Studies designed to assess persistent postoperative pain (PPP) incidence after hepatectomies are lacking. Our aim was to assess PPP incidence 6 months after hepatectomies with intravenous (IV) or epidural (EPI) analgesia containing ketamine.
Prospective observational comparative study between 2 cohorts of patients submitted to hepatectomy. Patients received 1 of 2 analgesic regimes containing ketamine: EPI group or IV group. Visual analog scale (VAS), Neuropathic Pain Symptom Inventory (NPSI), Pain Catastrophizing Scale (PCS), and quantitative sensorial testing (QST: to determine area of hyperalgesia/allodynia) were assessed preoperatively and postoperatively at 2 h, 24 h, 7 days, 1 month, and 6 months. VAS ≥ 1 at 1 and 6 months was considered indicative of PPP and VAS > 3 was considered as not controlled pain. Side effects and complications were registered.

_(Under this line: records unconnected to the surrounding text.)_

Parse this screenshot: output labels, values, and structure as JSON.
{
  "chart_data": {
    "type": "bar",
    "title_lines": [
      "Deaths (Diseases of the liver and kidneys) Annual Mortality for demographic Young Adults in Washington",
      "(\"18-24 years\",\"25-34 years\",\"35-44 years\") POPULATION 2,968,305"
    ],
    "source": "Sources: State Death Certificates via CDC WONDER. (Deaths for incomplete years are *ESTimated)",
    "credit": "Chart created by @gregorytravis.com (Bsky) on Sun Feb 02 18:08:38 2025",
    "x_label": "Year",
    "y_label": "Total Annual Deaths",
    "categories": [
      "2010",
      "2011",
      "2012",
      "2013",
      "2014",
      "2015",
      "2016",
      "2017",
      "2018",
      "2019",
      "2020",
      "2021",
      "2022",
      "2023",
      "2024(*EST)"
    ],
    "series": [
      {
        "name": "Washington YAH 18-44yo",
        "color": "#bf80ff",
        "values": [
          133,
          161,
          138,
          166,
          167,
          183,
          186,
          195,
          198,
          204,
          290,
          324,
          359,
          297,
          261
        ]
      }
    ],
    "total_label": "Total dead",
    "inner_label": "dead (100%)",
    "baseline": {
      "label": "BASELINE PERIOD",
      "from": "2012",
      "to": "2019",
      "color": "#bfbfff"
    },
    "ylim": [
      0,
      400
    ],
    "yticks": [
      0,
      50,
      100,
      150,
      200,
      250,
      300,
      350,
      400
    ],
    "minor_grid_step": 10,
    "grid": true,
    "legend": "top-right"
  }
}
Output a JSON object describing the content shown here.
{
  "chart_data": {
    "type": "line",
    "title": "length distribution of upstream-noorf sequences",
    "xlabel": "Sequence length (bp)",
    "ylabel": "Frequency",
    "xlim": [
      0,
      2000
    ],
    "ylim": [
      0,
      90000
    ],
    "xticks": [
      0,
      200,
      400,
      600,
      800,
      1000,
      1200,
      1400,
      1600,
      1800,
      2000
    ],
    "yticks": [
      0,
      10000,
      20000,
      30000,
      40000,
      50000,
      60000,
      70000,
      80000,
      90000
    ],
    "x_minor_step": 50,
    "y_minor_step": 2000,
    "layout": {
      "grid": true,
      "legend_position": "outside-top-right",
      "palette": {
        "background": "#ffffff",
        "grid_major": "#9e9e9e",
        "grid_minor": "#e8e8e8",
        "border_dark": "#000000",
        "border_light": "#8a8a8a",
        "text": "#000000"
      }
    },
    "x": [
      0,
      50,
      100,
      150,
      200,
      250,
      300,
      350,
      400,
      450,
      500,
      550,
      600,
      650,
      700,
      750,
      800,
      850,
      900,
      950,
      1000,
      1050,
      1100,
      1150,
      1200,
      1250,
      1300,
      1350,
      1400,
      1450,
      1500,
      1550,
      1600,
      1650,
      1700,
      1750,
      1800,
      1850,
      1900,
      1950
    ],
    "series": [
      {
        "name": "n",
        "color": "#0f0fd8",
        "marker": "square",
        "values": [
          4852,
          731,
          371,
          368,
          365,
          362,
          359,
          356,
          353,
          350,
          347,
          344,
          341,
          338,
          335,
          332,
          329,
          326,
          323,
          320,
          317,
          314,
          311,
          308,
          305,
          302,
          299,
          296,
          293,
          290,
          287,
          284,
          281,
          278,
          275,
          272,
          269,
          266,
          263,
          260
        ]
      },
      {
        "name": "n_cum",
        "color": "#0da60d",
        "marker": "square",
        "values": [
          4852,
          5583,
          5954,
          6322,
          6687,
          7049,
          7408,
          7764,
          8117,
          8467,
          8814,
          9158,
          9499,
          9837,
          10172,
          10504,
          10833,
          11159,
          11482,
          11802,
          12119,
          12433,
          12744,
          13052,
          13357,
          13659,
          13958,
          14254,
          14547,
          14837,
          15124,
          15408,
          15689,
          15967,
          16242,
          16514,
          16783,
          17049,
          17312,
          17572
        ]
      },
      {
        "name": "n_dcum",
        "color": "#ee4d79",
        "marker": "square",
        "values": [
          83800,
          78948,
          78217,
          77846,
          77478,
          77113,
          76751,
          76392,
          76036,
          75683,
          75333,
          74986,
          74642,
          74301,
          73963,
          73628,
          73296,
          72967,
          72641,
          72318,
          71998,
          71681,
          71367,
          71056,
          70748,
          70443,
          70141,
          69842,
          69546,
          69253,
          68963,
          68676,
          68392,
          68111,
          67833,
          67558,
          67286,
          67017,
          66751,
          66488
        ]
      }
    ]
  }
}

Forty-four patients were included: 23 in EPI group and 21 in IV group. Patients in IV group were older and had more comorbidities. No patient presented VAS > 3 at 1 or 6 months. VAS ≥ 1 at 1 and 6 months was 36.4% and 22.7%, respectively. No differences in VAS, NPSI, or PCS were found between groups. Allodynia/hyperalgesia area did not differ between groups and was infrequent and slight. Pain pressure threshold in the wound vertical component was significantly higher in EPI group after 7 days. IV group showed more cognitive side effects.
Incidence of PPP at 6 months after open hepatectomies with EPI or IV analgesia containing ketamine was lower than previously reported for other abdominal surgeries.
Ketamine influence on low PPP incidence and hyperalgesia cannot be discarded.